I’m having real problems with volumetric shadows, using a Geforce 2 and opengl. I appear to be getting gaps between triangles, sharing a common edge, rendered into the stencil
buffer.
When they are rendered into the stencil buffer, and the scene is re-rendered with lighting enabled, pixel sized gaps beween the shared edge (a to c) are coming through, resulting in pixels of the green texture (of the terrain) showing through in the shadow. It is obvious that some pixels arent getting set correctly in the stencil buffer, but is this because of something I’m not setting in OpenGL, or due to the way opengl’s line drawing is handled?

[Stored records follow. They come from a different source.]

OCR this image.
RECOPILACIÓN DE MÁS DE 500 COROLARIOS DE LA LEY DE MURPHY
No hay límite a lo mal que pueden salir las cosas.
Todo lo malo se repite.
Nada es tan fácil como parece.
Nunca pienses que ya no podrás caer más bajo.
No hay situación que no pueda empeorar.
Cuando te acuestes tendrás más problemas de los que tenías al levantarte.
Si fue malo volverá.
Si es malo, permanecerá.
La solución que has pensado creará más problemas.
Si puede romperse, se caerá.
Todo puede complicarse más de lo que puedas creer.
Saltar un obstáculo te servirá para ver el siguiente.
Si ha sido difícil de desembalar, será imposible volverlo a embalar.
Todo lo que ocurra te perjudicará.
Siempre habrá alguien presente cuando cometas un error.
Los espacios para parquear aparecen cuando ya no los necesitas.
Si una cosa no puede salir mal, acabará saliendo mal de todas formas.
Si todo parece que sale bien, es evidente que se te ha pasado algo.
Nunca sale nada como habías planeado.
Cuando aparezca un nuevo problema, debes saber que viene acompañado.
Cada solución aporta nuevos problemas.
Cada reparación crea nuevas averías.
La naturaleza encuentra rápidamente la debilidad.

That should not happen. You should probably post more of your code here so we can see what OpenGL state you have set. If you’re using glPolygonOffset, that might cause it (but probably not).
Now, that being said, you are actually using the exact same vertices, correct? You aren’t using one set of vertices for the first poly and another set for the second, correct? Even if they look the same, they could be subtly different in their floating-point representation. In order for that edge to have no cracks, the line must be defined by the exact same floating-point values.
yup, they are exactly the same, and im not using polygonoffset. The example above produces a crack…and the vertices are the same. I think i know what the problem is, plz refer to my post above
i dont know if this is it (i havent used stencil that much)
perhaps post a small snipet of the stencil code.
ive got a feeling youre doing something like drawing one tri into the stencil, + then when you draw the other tri along the edge because how the stencil is set up, the edge pixels are being removed.